Although Freyssinet did much to develop prestressed concrete, he was not its inventor. Other engineers such as Doehring had patented methods for prestressing as early as 1888, and Freyssinet's mentor Rabut built prestressed concrete corbels. Freyssinet's key contribution was to recognise that only high-strength prestressing wire could counteract the effects of creep and relaxation, and to develop anchorages and other technology which made the system flexible enough to be applied to many different types of structures.

Having left Limousin, he set up his own firm to build prestressed concrete electricity pylons, but the business failed.

In 1935, he used prestressing to consolidate the maritime station of Le Havre which was threatening to settle beyond repair. Freyssinet introduced prestressed concrete beams, and jacked up the shipyard buildings. Following this success, he joined the firm of Campenon-Bernard and went on to design several prestressed bridges.

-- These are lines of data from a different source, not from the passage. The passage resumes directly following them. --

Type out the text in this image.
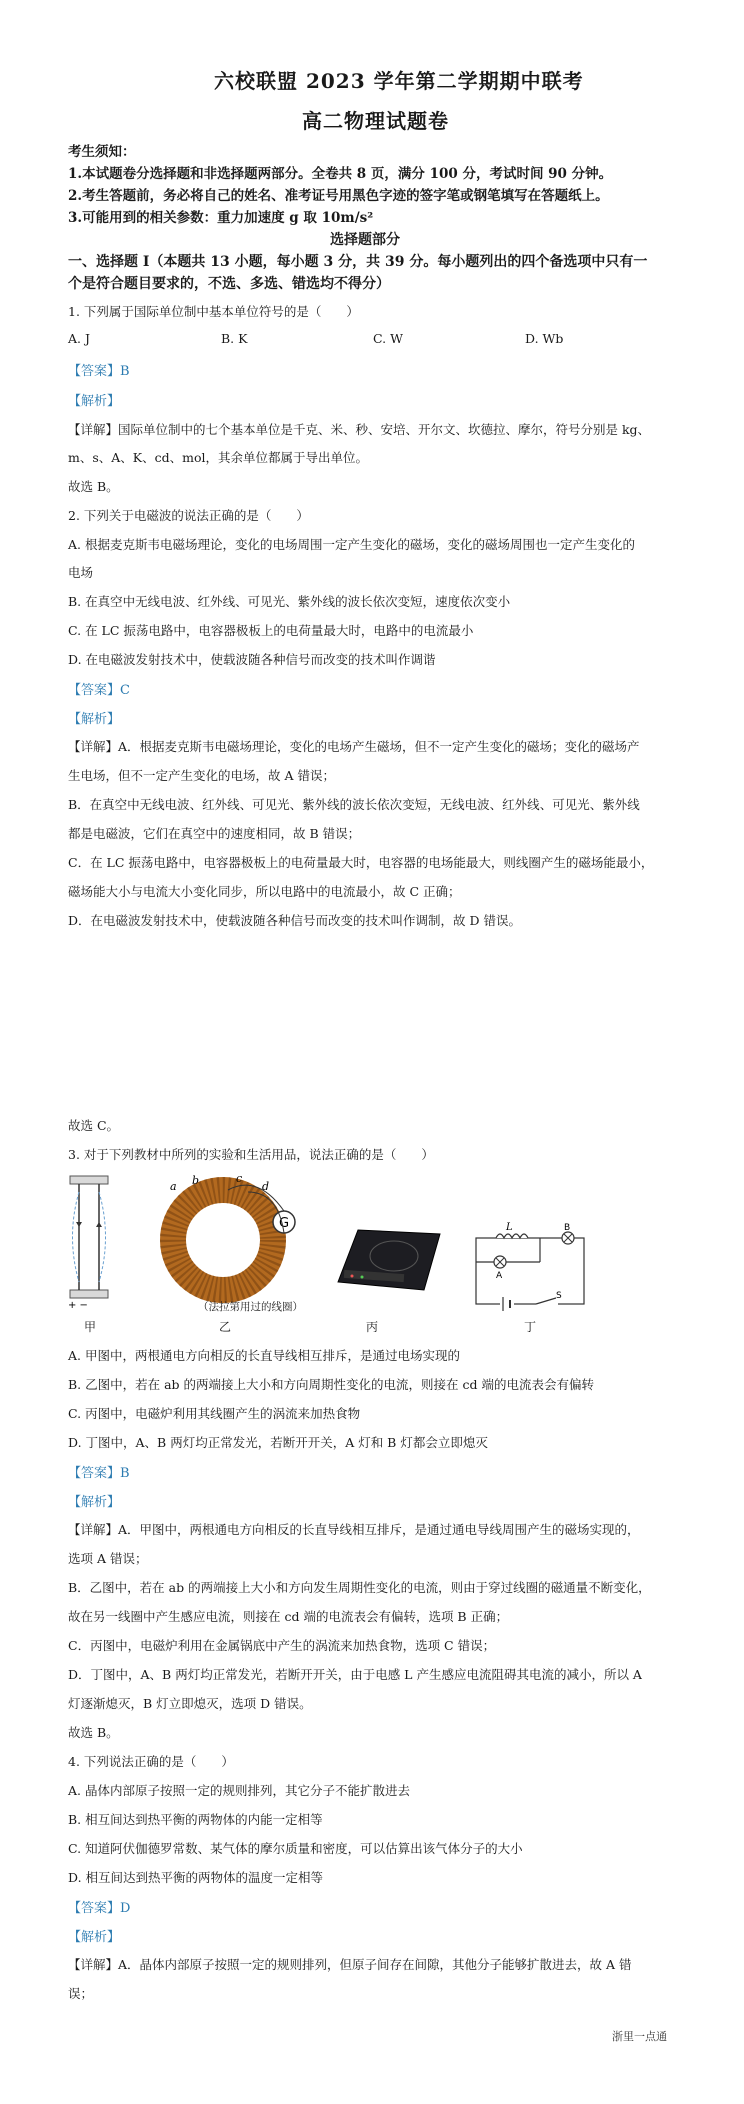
六校联盟 2023 学年第二学期期中联考
高二物理试题卷
考生须知：
1.本试题卷分选择题和非选择题两部分。全卷共 8 页，满分 100 分，考试时间 90 分钟。
2.考生答题前，务必将自己的姓名、准考证号用黑色字迹的签字笔或钢笔填写在答题纸上。
3.可能用到的相关参数：重力加速度 g 取 10m/s²
选择题部分
一、选择题 I（本题共 13 小题，每小题 3 分，共 39 分。每小题列出的四个备选项中只有一
个是符合题目要求的，不选、多选、错选均不得分）
1. 下列属于国际单位制中基本单位符号的是（　　）
A. J	B. K	C. W	D. Wb
【答案】B
【解析】
【详解】国际单位制中的七个基本单位是千克、米、秒、安培、开尔文、坎德拉、摩尔，符号分别是 kg、
m、s、A、K、cd、mol，其余单位都属于导出单位。
故选 B。
2. 下列关于电磁波的说法正确的是（　　）
A. 根据麦克斯韦电磁场理论，变化的电场周围一定产生变化的磁场，变化的磁场周围也一定产生变化的
电场
B. 在真空中无线电波、红外线、可见光、紫外线的波长依次变短，速度依次变小
C. 在 LC 振荡电路中，电容器极板上的电荷量最大时，电路中的电流最小
D. 在电磁波发射技术中，使载波随各种信号而改变的技术叫作调谐
【答案】C
【解析】
【详解】A．根据麦克斯韦电磁场理论，变化的电场产生磁场，但不一定产生变化的磁场；变化的磁场产
生电场，但不一定产生变化的电场，故 A 错误；
B．在真空中无线电波、红外线、可见光、紫外线的波长依次变短，无线电波、红外线、可见光、紫外线
都是电磁波，它们在真空中的速度相同，故 B 错误；
C．在 LC 振荡电路中，电容器极板上的电荷量最大时，电容器的电场能最大，则线圈产生的磁场能最小，
磁场能大小与电流大小变化同步，所以电路中的电流最小，故 C 正确；
D．在电磁波发射技术中，使载波随各种信号而改变的技术叫作调制，故 D 错误。
故选 C。
3. 对于下列教材中所列的实验和生活用品，说法正确的是（　　）
+ −
甲
G
a b	c
d
（法拉第用过的线圈）
乙	丙
L
A
B
S
丁
A. 甲图中，两根通电方向相反的长直导线相互排斥，是通过电场实现的
B. 乙图中，若在 ab 的两端接上大小和方向周期性变化的电流，则接在 cd 端的电流表会有偏转
C. 丙图中，电磁炉利用其线圈产生的涡流来加热食物
D. 丁图中，A、B 两灯均正常发光，若断开开关，A 灯和 B 灯都会立即熄灭
【答案】B
【解析】
【详解】A．甲图中，两根通电方向相反的长直导线相互排斥，是通过通电导线周围产生的磁场实现的，
选项 A 错误；
B．乙图中，若在 ab 的两端接上大小和方向发生周期性变化的电流，则由于穿过线圈的磁通量不断变化，
故在另一线圈中产生感应电流，则接在 cd 端的电流表会有偏转，选项 B 正确；
C．丙图中，电磁炉利用在金属锅底中产生的涡流来加热食物，选项 C 错误；
D．丁图中，A、B 两灯均正常发光，若断开开关，由于电感 L 产生感应电流阻碍其电流的减小，所以 A
灯逐渐熄灭，B 灯立即熄灭，选项 D 错误。
故选 B。
4. 下列说法正确的是（　　）
A. 晶体内部原子按照一定的规则排列，其它分子不能扩散进去
B. 相互间达到热平衡的两物体的内能一定相等
C. 知道阿伏伽德罗常数、某气体的摩尔质量和密度，可以估算出该气体分子的大小
D. 相互间达到热平衡的两物体的温度一定相等
【答案】D
【解析】
【详解】A．晶体内部原子按照一定的规则排列，但原子间存在间隙，其他分子能够扩散进去，故 A 错
误；
浙里一点通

Many of Freyssinet's designs were new and elaborate for his time—some of them so much so that they were never built, such as the Phare du Monde, a 2,300 foot tower planned for the 1937 World Fair in Paris. According to Leonardo Troyano, "his capacity for creation, invention and research and his non-conformity with existing ideas and doctrines made him one of the most notable engineers in the history of engineering".

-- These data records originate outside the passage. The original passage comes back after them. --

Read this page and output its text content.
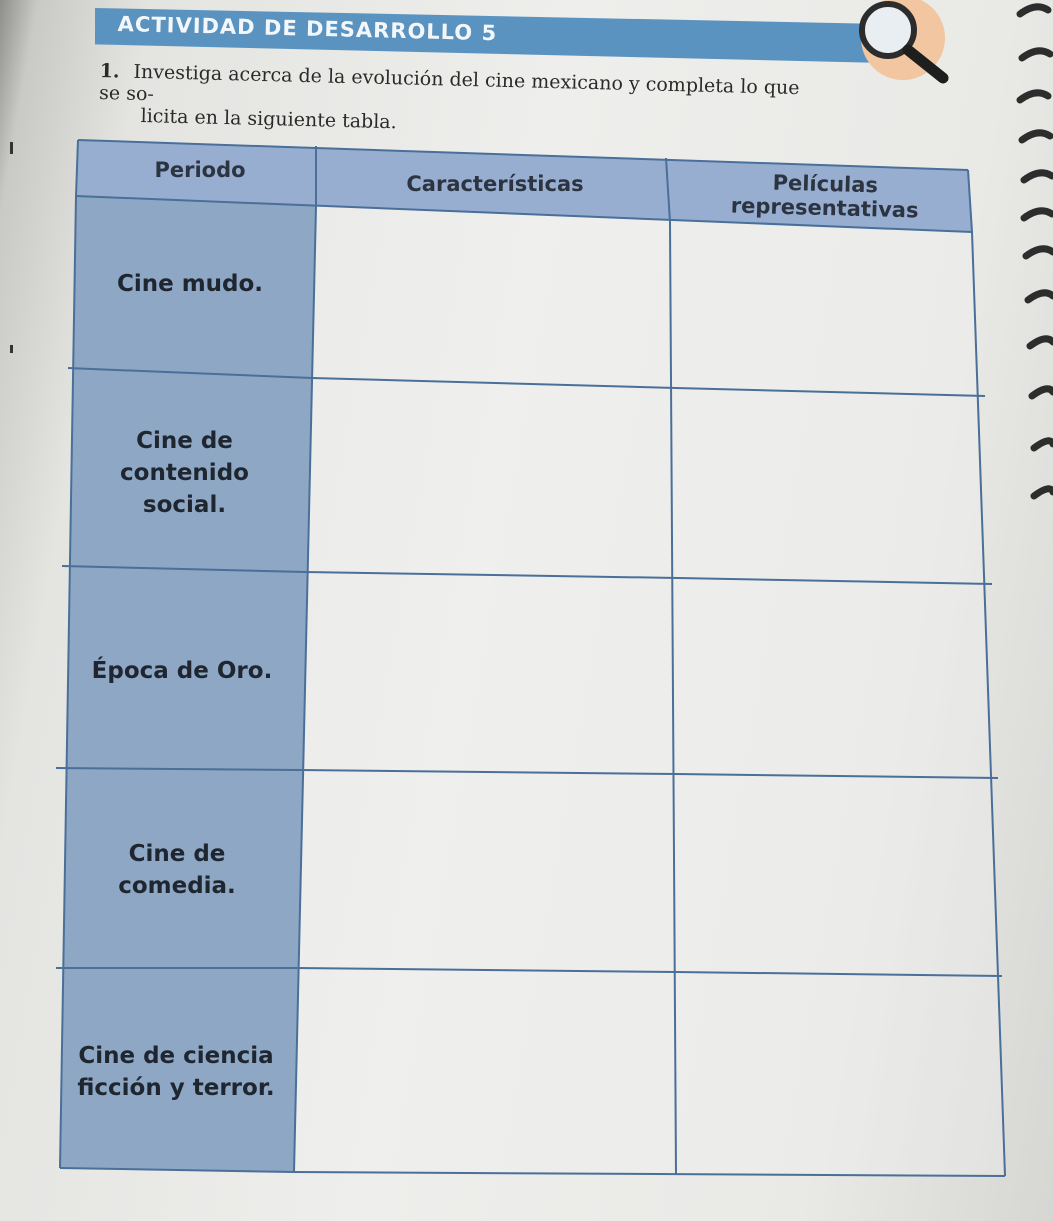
ACTIVIDAD DE DESARROLLO 5
1. Investiga acerca de la evolución del cine mexicano y completa lo que se so-
licita en la siguiente tabla.
Periodo
Características	Películas representativas
Cine mudo.
Cine de
contenido
social.
Época de Oro.
Cine de
comedia.
Cine de ciencia
ficción y terror.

==Key achievements or collaborations==
- 1906: Pont de Moulin Neuf (in Ferrières-sur-Sichon)
- 1907: Pont de Prairéal-sur-Besbre
- 1909 : Freyssinet Test Arch in Moulins (a test for prestressed concrete before the construction of three road bridges over the Allier River)
- 1911-1912: Pont du Veurdre (demolished in 1944 by French Resistance),
- 1913: Bridge Boutiron, à Creuzier le Vieux, near Vichy,
- 1910-1919: Pont de Villeneuve-sur-Lot
- 1914-1923: Pont de Châtel-de-Neuvre (demolished in 1940 by French Army),
- 1922-1930: Pont Albert-Louppe across the Élorn between Plougastel-Daoulas and Brest
- 1922-1923: Pont de Saint-Pierre-du-Vauvray
- 1922: Pont de Tonneins across the Garonne,
- 1923: Airships hangars of the Orly Airport
- 1927-1929: the Halle Freyssinet or Halle messengers of the Gare d'Austerlitz in Paris
- 1927-1929: Les Halles "Le Boulingrin" in Reims
- 1926-1928: Factory of the Compagnie nationale des radiateurs de Dammarie-lès-Lys (Seine-et-Marne)
- 1933-1935: renovation of the ferry terminal of Havre
- 1934-1940: Église Saint-Jacques-le-Majeur de Montrouge
- 1936: Aqueduct at Fodda, in Algeria
- 1937-1941: Steel gates on the Barrage at Béni Badhel, Algeria,
- 1938: Bridge on the Autobahn 2 Oelde in Warendorf in Germany, the first prestressed concrete bridge in the country.
- 1941-1946: pont de Luzancy on the Marne (Seine-et-Marne), 54 m span,
- 1946-1951: Orleans Reservoir
- 1947-1950: series of five similar bridges on the Marne (74 m span) to Esbly Ussy-sur-Marne Changis -over Marne Trilbardou and Annet-sur-Marne (Seine-et-Marne)
- 1947 and 1953: runway at Orly airport
- 1948-1951: cut and cover of Rouen,
- 1951-1953: Three overpasses on the highway to Caracas La Guaira, Venezuela
- 1954: Reconstruction and consolidation of the roof of the issuer of l'émetteur d'Europe 1 à Felsberg, Sarre,
- 1955: water pipe sealed Kunu, India
- 1955-1957: Viaduct access pont de Tancarville, the left bank,
- 1955-1958: basilique Saint-Pie X in Lourdes with the architects Pierre Vago and André Le Donne.
- 1955-1961: a multiple-arch dam on the river Erraguene Djen-Djen, Algeria,
- 1957: Bridge No. 10 on the N7 at Orly
- 1957: Pont Saint-Michel à Toulouse,
- 1961-1964: Reservoir des Lilas in Paris
- 1961-1964: Gladesville Bridge, Australia.